Focusing on less-advanced chips range will cater to the bulk of global demand, increasing the chances of attracting manufacturers to Spain, which does not have an established technology ecosystem of suppliers and talent, the people said. Spain’s original plan included 2.1 billion euros earmarked for semiconductors thicker than 5nm.

“We will subsidize manufacturing of chips in Spain based on innovation and in line with the EU Chips Act, which could be thinner or more mature chips,” according to the press office statement.

“We have a clear strategy, but we adapt as the market evolves.”

This matches a shift in European policy, after the European Commission proposed the Chips Act early this year to allow subsidies for the production of “first of a kind” semiconductors.

Countries with large automotive industries, including France, pushed to subsidize less-advanced chips needed for car production, arguing that the EU cannot only focus on cutting-edge chips if it wants to meet the 20 percent target.

EU countries last week passed their version of the Chips Act and expanded the scope for subsidies slightly.

Spain claimed its first success in its push to attract semiconductor business when it reached an agreement with Cisco Systems in November to set up a chip design center in Barcelona.
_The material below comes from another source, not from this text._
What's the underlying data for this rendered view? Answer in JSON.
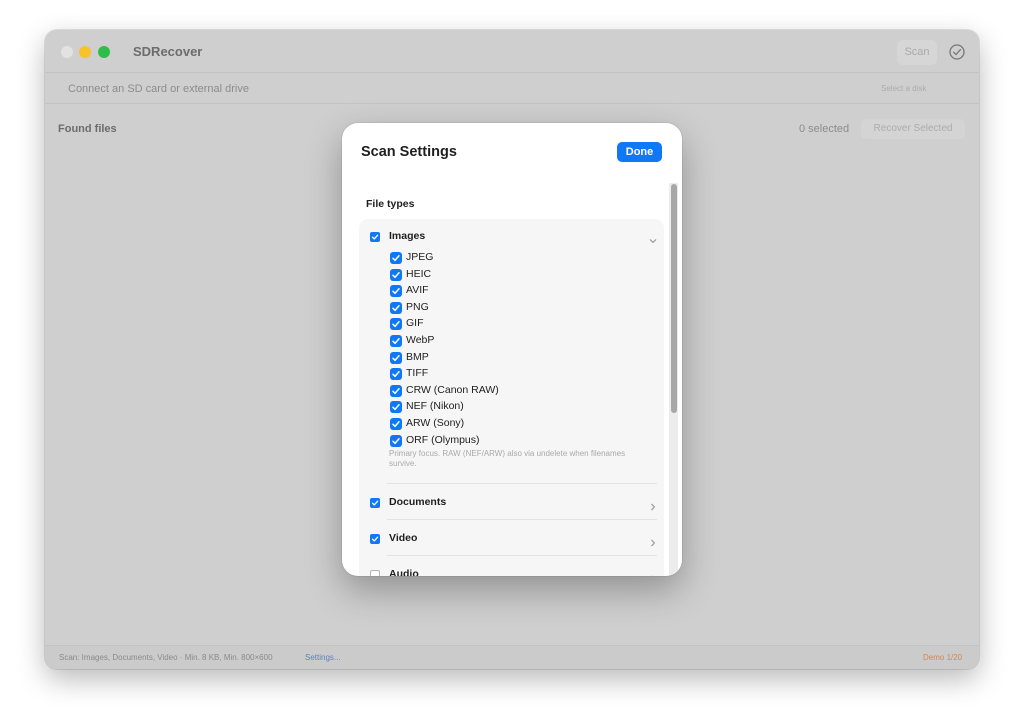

The size of the investment was not disclosed.

Samsung Electronics is the top target for Spanish officials as it may decide on a major European investment plan next year, according to the people.
Top executives from the South Korean company toured the continent during the summer to view potential destinations, they said.

In November, Sánchez visited Samsung’s chip manufacturing complex in Pyeongtaek and spoke with top executives about investing in Spain.

However, Spain faces stiff competition even for investments into less-sophisticated plants. A day before Sánchez landed in Seoul, his Dutch counterpart Mark Rutte met South Korean President Yoon Suk Yeol to discuss cooperation in the chip industry.